Maxwell paces and blocks this production perfectly, wrenching the best performances she can get out of this cast in a sustained atmosphere of controlled chaos. And nobody is holding back in this cast. Palk is alternately hilarious and frightening as Violet, stoned out of her mind half the time and spewing unexpected wisdom at other moments. She maintains an intense note throughout the play, reaching a stunning peak of anger and self-righteousness in one long, passionate monologue at the dinner. Beaty is equally strong as Barbara, the most sympathetic and self-aware of the main characters, projecting love, rage and pity for her mother in equal measure. Also worth mentioning are Prest, whose goofball likability makes you forgive Little Charles’ addle-brained weakness to a point, and Doz, utterly convincing as a fourteen-year-old who’s smarter and more mature than she lets on.
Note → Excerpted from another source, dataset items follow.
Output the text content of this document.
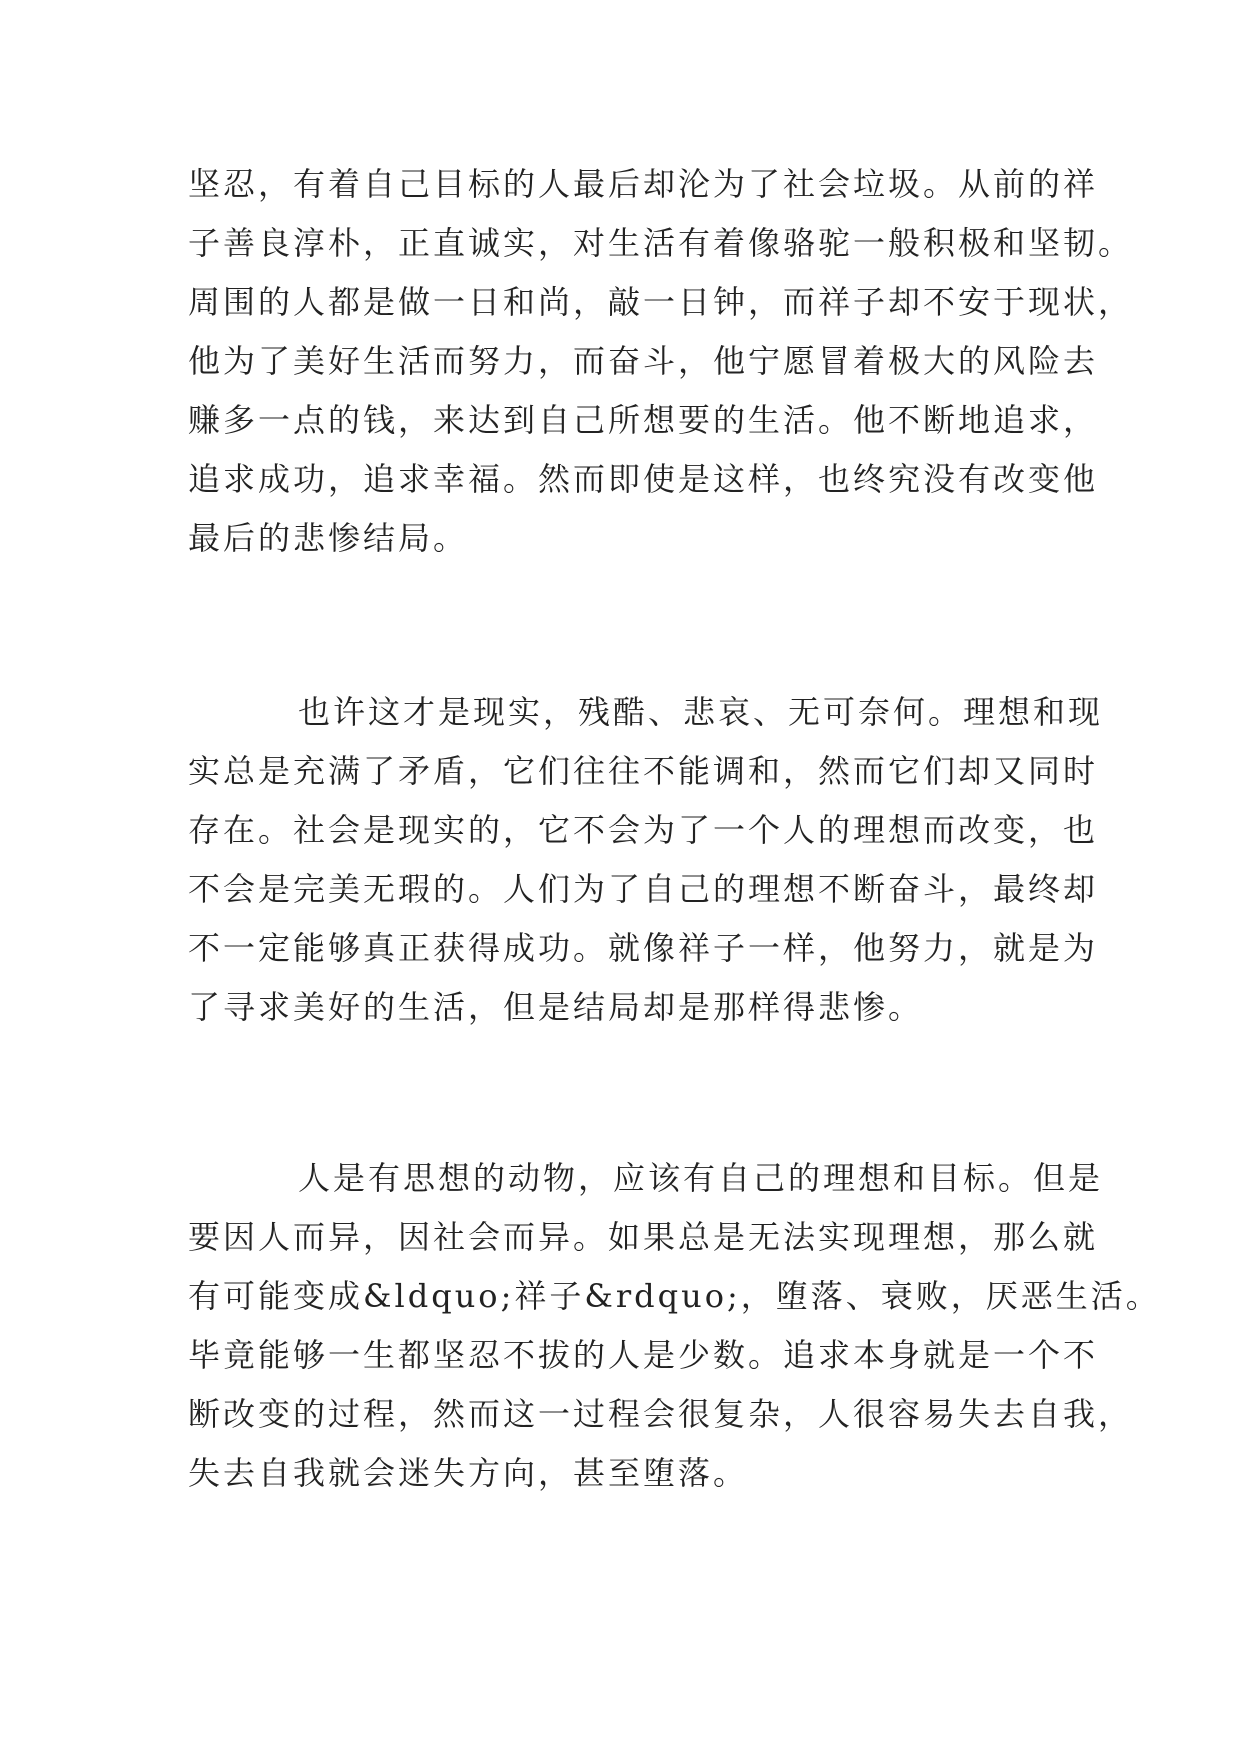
坚忍，有着自己目标的人最后却沦为了社会垃圾。从前的祥
子善良淳朴，正直诚实，对生活有着像骆驼一般积极和坚韧。
周围的人都是做一日和尚，敲一日钟，而祥子却不安于现状，
他为了美好生活而努力，而奋斗，他宁愿冒着极大的风险去
赚多一点的钱，来达到自己所想要的生活。他不断地追求，
追求成功，追求幸福。然而即使是这样，也终究没有改变他
最后的悲惨结局。
也许这才是现实，残酷、悲哀、无可奈何。理想和现
实总是充满了矛盾，它们往往不能调和，然而它们却又同时
存在。社会是现实的，它不会为了一个人的理想而改变，也
不会是完美无瑕的。人们为了自己的理想不断奋斗，最终却
不一定能够真正获得成功。就像祥子一样，他努力，就是为
了寻求美好的生活，但是结局却是那样得悲惨。
人是有思想的动物，应该有自己的理想和目标。但是
要因人而异，因社会而异。如果总是无法实现理想，那么就
有可能变成&ldquo;祥子&rdquo;，堕落、衰败，厌恶生活。
毕竟能够一生都坚忍不拔的人是少数。追求本身就是一个不
断改变的过程，然而这一过程会很复杂，人很容易失去自我，
失去自我就会迷失方向，甚至堕落。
Camellia Koo’s set design is another asset: a living and dining room set up on a revolving circular floor, in between two curved white staircases that seem dirty, as if neglected or damaged, perhaps reflecting the underlying seediness of this family. Beverly’s books clutter much of the space in the first act, as evidence of a life well-read, but not necessarily well-lived. The revolve brings the living and dining rooms downstage when required for specific scenes; some may find it distracting when actors are being revolved while playing a scene, but I found it cleverly practical.

August: Osage County has been staged in Toronto before, but this Soulpepper production is as exciting as theatre gets in this city. By the end of the second act, you’ll want to splash a glass of water on your face to cool down. (I don’t know if the sweaty look on some of the players in the first act is intentional, but it does a good job of suggesting the stifling heat of the Oklahoma plains in August.) Imagine Long Day’s Journey into Night on steroids, or a nastier Cat on a Hot Tin Roof. Then buckle up and get ready for a bumpy ride.

August: Osage County runs at the Young Centre for the Performing Arts until June 23.